Welcome to bright lights
I watched this documentary last night, just released by HBO. It was sad, surreal, joyful at times while uppermost insightful on these two talented ladies who were people just like us with their grace, goodness and goofiness.
I can’t imagine what it would be like to be Todd Fisher and the rest of the family to watch, after privately laying to rest this dynamic duo. I say dynamic now because I would not have known much about either lady other than what most of us know: the Princess Leia character dearly loved by Star Wars fans and Carrie Fisher: I didn’t write it down but there was a profound quote by Carrie in the documentary to the humble effect that she was merely the vessel with which the character was entrusted to. She took the responsibility seriously yet it didn’t define her.
I learned a lot more about Carrie Fisher and Debbie Reynolds than I ever had before. I suppose that is often the purpose or outcome to a documentary: to inform us, to peak inside the private world of mother and daughter. To this end, we saw the people behind the personas: loving, caring and whimsical.
Now it makes sense when it was reported that Debbie Reynolds’ last words were along the lines of “I’m going to be with Carrie now”. One can’t help but feel saddened that the world is left without a mother and daughter who truly were devoted to each other, relied on each other so much. The viewer can’t help but marvel at the strength and humor they leaned on each other so much for.
Impeccable timing is everything but in this instance it is surreal. How uncanny that the HBO documentary released January 7, immediately after the duo were laid to rest.
After watching this, I understand why the two would leave together at the same time. Ironically, most of us would recognize them as singular personas, each talent bright on their own, yet privately, their love for each other so transparently glimpsed, thankfully, by the dedication of Fisher Stevens.
I suppose a lot of people knew more about their unique contributions than I did. I appreciated knowing more about them. To be so lucky in family in so many ways. Drawn together by heartbreaking media bonanzas.
Many of us weren’t around during the scandal in 1958 when Elizabeth Taylor and Eddie Fisher betrayed friendship and marriage vows together. Such is the makings of a legendary Hollywood screenplay.
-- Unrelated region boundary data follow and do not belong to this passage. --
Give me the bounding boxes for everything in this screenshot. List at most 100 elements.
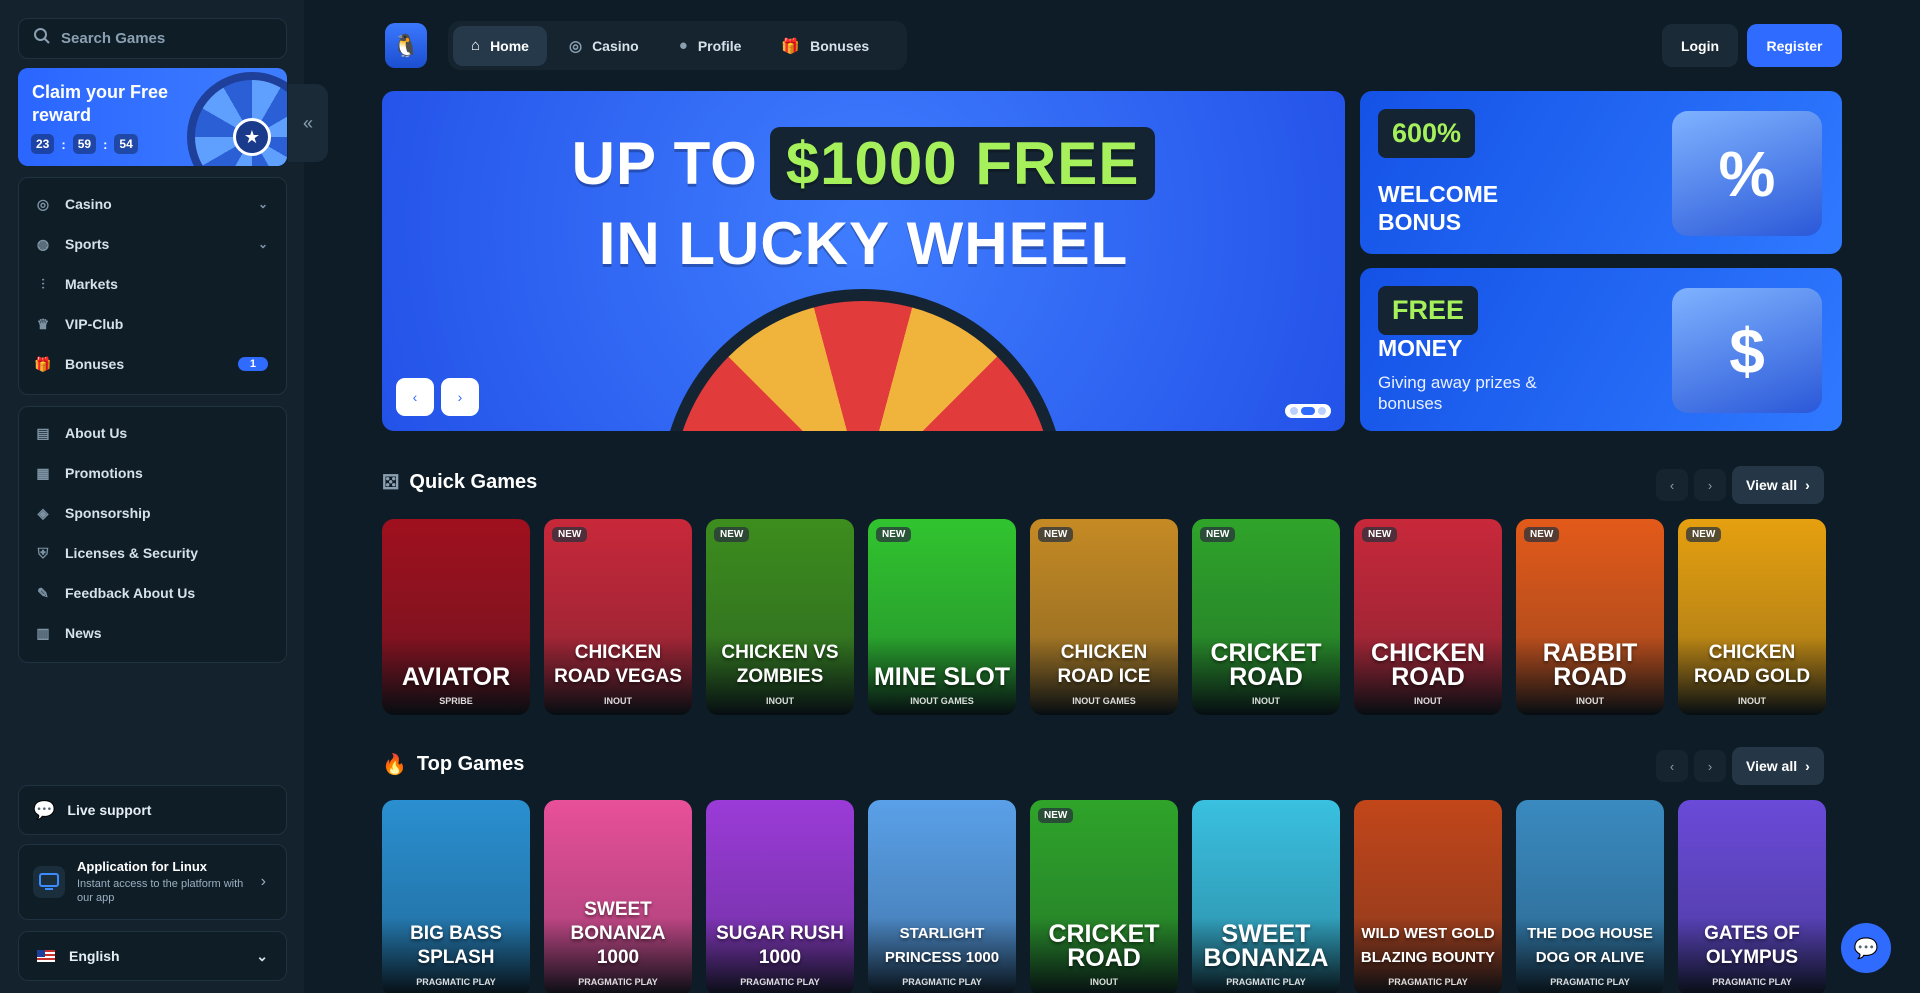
main-nav: ◎ Casino ⌄ ◍ Sports ⌄ ⫶ Markets ♛ VIP-Club 🎁 Bonuse… [18,177,287,395]
tab-label: Home [490,37,529,54]
tab-bonuses[interactable]: 🎁 Bonuses [763,26,887,66]
sidebar-item-sponsorship[interactable]: ◈ Sponsorship [19,493,286,533]
tab-profile[interactable]: ● Profile [661,26,760,66]
view-all-label: View all [1746,758,1798,774]
carousel-prev-button[interactable]: ‹ [396,378,434,416]
scroll-left-button[interactable]: ‹ [1656,750,1688,782]
language-selector[interactable]: English ⌄ [18,931,287,981]
sidebar-item-about-us[interactable]: ▤ About Us [19,413,286,453]
timer-separator: : [103,136,108,152]
hero-carousel[interactable]: UP TO $1000 FREE IN LUCKY WHEEL ‹ › [382,91,1345,431]
carousel-dot[interactable] [1301,407,1315,415]
sidebar-item-label: VIP-Club [65,316,124,332]
register-button[interactable]: Register [1747,24,1842,67]
sidebar-item-promotions[interactable]: ▦ Promotions [19,453,286,493]
globe-icon: ◍ [36,235,50,252]
section-title-quick-games: ⚄ Quick Games [382,470,537,495]
timer-minutes: 59 [72,134,97,154]
game-provider: INOUT GAMES [1072,696,1136,706]
game-card[interactable]: NEW CHICKEN VS ZOMBIES INOUT [706,519,854,715]
site-logo[interactable]: 🐧 [385,23,427,68]
game-card[interactable]: NEW CRICKET ROAD INOUT [1192,519,1340,715]
carousel-dot[interactable] [1318,407,1326,415]
game-card[interactable]: NEW CHICKEN ROAD VEGAS INOUT [544,519,692,715]
new-badge: NEW [1038,808,1074,823]
scroll-right-button[interactable]: › [1694,750,1726,782]
game-card[interactable]: BIG BASS SPLASH PRAGMATIC PLAY [382,800,530,993]
tab-label: Casino [592,37,639,54]
game-title: CHICKEN ROAD [1371,639,1485,691]
game-card[interactable]: THE DOG HOUSE DOG OR ALIVE PRAGMATIC PLAY [1516,800,1664,993]
free-reward-banner[interactable]: Claim your Free reward 23 : 59 : 54 ★ [18,68,287,166]
sidebar-item-casino[interactable]: ◎ Casino ⌄ [19,184,286,224]
top-games-row: BIG BASS SPLASH PRAGMATIC PLAY SWEET BONAN… [382,800,1842,993]
game-card[interactable]: NEW RABBIT ROAD INOUT [1516,519,1664,715]
game-card[interactable]: NEW CHICKEN ROAD INOUT [1354,519,1502,715]
game-card[interactable]: GATES OF OLYMPUS PRAGMATIC PLAY [1678,800,1826,993]
gift-icon: 🎁 [781,37,801,55]
game-title: CRICKET ROAD [1048,920,1160,972]
game-provider: INOUT [1252,696,1280,706]
sidebar-item-markets[interactable]: ⫶ Markets [19,264,286,304]
sidebar-item-label: Licenses & Security [65,545,199,561]
chevron-right-icon: › [260,873,266,890]
game-card[interactable]: SWEET BONANZA PRAGMATIC PLAY [1192,800,1340,993]
scroll-left-button[interactable]: ‹ [1656,469,1688,501]
top-nav: ⌂ Home ◎ Casino ● Profile 🎁 Bonuses [448,21,907,70]
search-box[interactable] [18,18,287,59]
game-provider: INOUT [1738,696,1766,706]
hero-line-2: IN LUCKY WHEEL [598,210,1129,277]
search-input[interactable] [61,30,261,47]
login-button[interactable]: Login [1662,24,1738,67]
sidebar-item-label: Promotions [65,465,143,481]
game-title: WILD WEST GOLD BLAZING BOUNTY [1360,925,1496,966]
carousel-next-button[interactable]: › [441,378,479,416]
chevron-right-icon: › [1805,758,1810,774]
game-provider: PRAGMATIC PLAY [902,977,982,987]
game-card[interactable]: WILD WEST GOLD BLAZING BOUNTY PRAGMATIC P… [1354,800,1502,993]
linux-app-banner[interactable]: Application for Linux Instant access to … [18,844,287,920]
game-title: CHICKEN ROAD GOLD [1693,642,1811,687]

It was almost painful to see and listen to the memories replayed by all those hurt.
I sure hope that a resurgence of Todd Fisher’s dream of creating a “Debbie Reynolds Museum” as a tribute to her passion of collecting Hollywood memorabilia. How wistful to watch when Debbie had to part ways with some of her fondest treasures.
Despite the drama, I came away with a deep appreciation for the meaning of family. Even though it seemed obvious the great love between the mother and daughter pair, it was obvious how Todd was an adored member of this nucleus of strength and love.